The foundation of all the doomsday prophecies slated for December 21, 2012 (or December 23, depending on which calculations you use) are based on the assumption that the ancient mayans knew when the world was going to end, and structured their calendar accordingly. The final day of their calendar corresponds to 21 December (or 23rd) by the Gregorian calendar which we use in the modern western world.
The Gregorian calendar was introduced by
Pope Gregory XIII on 24 February, 1582, as an update to the old Julian Calendar (introduced by Julius Caesar) to correct errors which had crept in. It is the modern calendar which we are all familiar with – twelve months of varying length making up a civil year of 365 days, with leap years every time the year number is divisible by four and not divisible by one hundred (unless it’s also divisible by four hundred). The julian calendar was exactly the same, except that leap years were every fourth year with no exceptions, which led to the calendar date drifting out of alignment with the definition of a year (one orbit around the sun), with the count of years starting at the year 1AD, the traditional date of the birth of Jesus.
(Updated 13-jan-2010. Previous version only considered the Long Count, ignoring the various other calendars, and the significance the mayans attached to the numbers thirteen and twenty)
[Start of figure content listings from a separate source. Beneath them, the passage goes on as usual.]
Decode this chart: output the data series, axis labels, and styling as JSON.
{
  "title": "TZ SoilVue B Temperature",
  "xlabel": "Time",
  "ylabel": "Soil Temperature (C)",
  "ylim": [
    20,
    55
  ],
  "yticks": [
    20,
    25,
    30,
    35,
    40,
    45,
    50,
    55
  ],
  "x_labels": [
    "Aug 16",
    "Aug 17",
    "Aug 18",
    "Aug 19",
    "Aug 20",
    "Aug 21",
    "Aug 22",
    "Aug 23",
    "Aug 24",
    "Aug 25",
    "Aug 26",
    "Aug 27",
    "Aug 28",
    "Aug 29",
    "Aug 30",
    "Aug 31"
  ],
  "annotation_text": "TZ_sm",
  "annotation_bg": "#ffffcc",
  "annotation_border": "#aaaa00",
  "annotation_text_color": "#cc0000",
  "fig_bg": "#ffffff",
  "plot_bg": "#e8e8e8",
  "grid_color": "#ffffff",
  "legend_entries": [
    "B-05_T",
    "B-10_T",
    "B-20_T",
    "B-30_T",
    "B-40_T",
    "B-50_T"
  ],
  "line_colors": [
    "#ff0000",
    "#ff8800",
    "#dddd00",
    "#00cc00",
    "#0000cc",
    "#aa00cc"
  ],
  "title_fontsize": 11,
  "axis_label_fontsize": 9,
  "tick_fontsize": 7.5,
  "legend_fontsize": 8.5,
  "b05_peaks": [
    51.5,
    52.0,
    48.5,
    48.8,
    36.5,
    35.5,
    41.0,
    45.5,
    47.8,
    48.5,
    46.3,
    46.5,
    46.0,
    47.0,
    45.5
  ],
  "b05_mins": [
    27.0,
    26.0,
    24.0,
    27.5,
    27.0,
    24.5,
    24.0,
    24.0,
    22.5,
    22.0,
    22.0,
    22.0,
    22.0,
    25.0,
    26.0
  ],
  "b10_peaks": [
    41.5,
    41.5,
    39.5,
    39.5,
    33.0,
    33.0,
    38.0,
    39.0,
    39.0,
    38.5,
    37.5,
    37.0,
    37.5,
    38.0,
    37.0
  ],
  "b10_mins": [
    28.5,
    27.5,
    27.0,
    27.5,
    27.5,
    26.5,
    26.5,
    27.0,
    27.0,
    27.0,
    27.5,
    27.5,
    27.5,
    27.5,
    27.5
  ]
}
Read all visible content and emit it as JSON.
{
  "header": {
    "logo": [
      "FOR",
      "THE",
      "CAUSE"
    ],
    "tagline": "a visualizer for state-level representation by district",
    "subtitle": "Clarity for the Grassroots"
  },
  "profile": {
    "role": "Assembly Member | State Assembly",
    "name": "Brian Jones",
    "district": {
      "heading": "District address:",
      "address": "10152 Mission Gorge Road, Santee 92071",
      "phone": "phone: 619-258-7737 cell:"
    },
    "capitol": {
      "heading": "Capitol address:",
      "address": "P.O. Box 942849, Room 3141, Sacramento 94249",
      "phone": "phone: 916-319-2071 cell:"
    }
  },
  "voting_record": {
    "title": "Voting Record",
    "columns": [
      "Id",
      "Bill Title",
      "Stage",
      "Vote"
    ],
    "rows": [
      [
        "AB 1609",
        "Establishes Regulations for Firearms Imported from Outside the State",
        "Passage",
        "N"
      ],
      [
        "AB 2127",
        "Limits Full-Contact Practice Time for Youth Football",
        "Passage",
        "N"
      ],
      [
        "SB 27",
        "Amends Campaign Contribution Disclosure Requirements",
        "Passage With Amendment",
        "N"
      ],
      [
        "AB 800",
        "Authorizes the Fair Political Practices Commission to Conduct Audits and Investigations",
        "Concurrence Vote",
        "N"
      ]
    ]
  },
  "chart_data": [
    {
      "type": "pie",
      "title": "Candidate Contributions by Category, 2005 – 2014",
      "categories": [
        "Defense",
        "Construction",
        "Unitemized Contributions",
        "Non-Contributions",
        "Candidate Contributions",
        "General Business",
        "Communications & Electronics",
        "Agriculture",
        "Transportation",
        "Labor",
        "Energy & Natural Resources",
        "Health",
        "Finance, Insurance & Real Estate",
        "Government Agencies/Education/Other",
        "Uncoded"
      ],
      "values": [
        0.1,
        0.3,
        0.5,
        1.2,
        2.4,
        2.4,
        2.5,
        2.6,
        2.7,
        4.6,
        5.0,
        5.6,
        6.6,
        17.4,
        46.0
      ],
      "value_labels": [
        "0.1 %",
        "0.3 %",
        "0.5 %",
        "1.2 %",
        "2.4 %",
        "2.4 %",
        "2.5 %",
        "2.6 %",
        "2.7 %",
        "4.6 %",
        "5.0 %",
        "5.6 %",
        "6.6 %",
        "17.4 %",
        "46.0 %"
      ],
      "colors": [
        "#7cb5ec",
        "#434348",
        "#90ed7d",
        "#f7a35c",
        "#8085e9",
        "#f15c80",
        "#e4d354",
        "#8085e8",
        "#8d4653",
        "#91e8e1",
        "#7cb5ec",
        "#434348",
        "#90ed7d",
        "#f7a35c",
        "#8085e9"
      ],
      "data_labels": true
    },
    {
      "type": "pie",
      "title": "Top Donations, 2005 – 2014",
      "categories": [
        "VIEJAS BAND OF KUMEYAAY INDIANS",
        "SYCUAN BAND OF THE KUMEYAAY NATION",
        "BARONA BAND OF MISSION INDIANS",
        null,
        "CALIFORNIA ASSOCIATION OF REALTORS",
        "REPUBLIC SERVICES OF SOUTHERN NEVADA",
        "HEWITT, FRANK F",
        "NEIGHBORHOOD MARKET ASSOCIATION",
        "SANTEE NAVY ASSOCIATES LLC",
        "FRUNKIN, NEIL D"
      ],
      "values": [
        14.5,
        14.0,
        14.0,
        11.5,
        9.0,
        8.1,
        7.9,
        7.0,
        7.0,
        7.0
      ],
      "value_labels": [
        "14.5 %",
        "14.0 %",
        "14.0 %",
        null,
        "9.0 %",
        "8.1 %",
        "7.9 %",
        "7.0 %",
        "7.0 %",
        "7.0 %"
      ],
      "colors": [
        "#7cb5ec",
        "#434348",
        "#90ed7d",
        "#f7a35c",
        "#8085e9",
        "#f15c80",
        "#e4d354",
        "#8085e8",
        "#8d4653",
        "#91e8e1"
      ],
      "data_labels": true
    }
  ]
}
The ancient Mayans had a different concept of time altogether. For them, a calendar represented a mesh of spiritual and physical cycles, and they therefore had many different calendars which were used for different purposes. The calendars were based on such diverse things as astrological mythology, the menstrual cycle, astronomical observations, and mathematical calculations based on the numbers twenty and thirteen. Each day had a patron spirit, signifying that each day had specific use. The tzolk’in calendar was 260 days long, while the haab’ was close to the solar year at 365 days. These two calendars were combined into a cycle lasting 52 haab’s, called the Calendar Round. Within the Round were the trecena and the veintena cycles, consisting of thirteen and twenty days respectively. They also had a system called the Venus Cycle, based on the location of Venus in the night sky (they were keen and accurate astronomers), and possibly had even more cycles based on the other planets as well.
The Calendar Round was very efficient and practical for normal daily affairs, such as remembering religious ceremonies, harvest times, or your birthday, but since it only covered fifty two years, wasn’t much use for recording history, or long term predictions. For this purpose, the Mayans devised the Long Count, and it it this Long Count on which the doomsday cultists are focusing.
The Long Count works as follows: Twenty days make one uinal, 18 uinals (360 days) make one tun, 20 tuns make one k’atun, and 20 k’atuns (144000 days) make up one b’ak’tun. The calender starts at the day they believed the universe was created, and is presumed to end after 13 b’ak’tuns. Notation works like this: The date of 8.3.2.10.15 represents 8 b’ak’tuns, 3 k’atuns, 2 tuns, 10 uinals and 15 days since creation.
The reasoning goes, then, that since the ancient Mayan’s believed that the earth was created on date 0.0.0.0.0 and their calendar runs out of number on 13.0.0.0.0, then the world must surely end on 13.0.0.0.0, which corresponds to 21 or 23 December 2012.
The first problem with this theory, I think, is that 0.0.0.0.0 corresponds with either 11 or 13 august, 3114 BC. This conflicts with geological evidence (indicating that the earth is over four billion years old),
young earth creationist ideas (that the earth was created in 4004 BC), and pretty much every other mythology from around the world. We have to ask what makes the ancient Mayans so trustworthy, especially when we have solid archaeological evidence of human activity from long before then? More likely the creation date was symbolic mythology, much like the
Judeo-Christian creation account, and the date has no actual physical significance.
Secondly, the Long Count could just as easily run up to 20.0.0.0.0 – roughly the year 8000AD. And finally, there is no evidence to suggest that the ancient Mayan’s themselves attached any significance to the end of their calendar. There’s no reason to believe that the Long Count wouldn’t just reset, as makes sense for a cyclical system and as even our own annual calendar does. After all, December 31 is usually followed by January 1, not the end of the world! In fact the traditional interpretation of the end of the Long Count is that it signifies the beginning of a new era, a spiritual transformation (not unlike the idea of moving into The Age Of Aquarius), with no bundled apocalypse!
In short, it seems that the proponents of various apocalyptic scenarios have latched onto New Age beliefs regarding the Mayan calendar, and are using 21 December 2012 as simply the latest in a very long line of Armageddon predictions. There’s nothing new here to see, we can all just move along.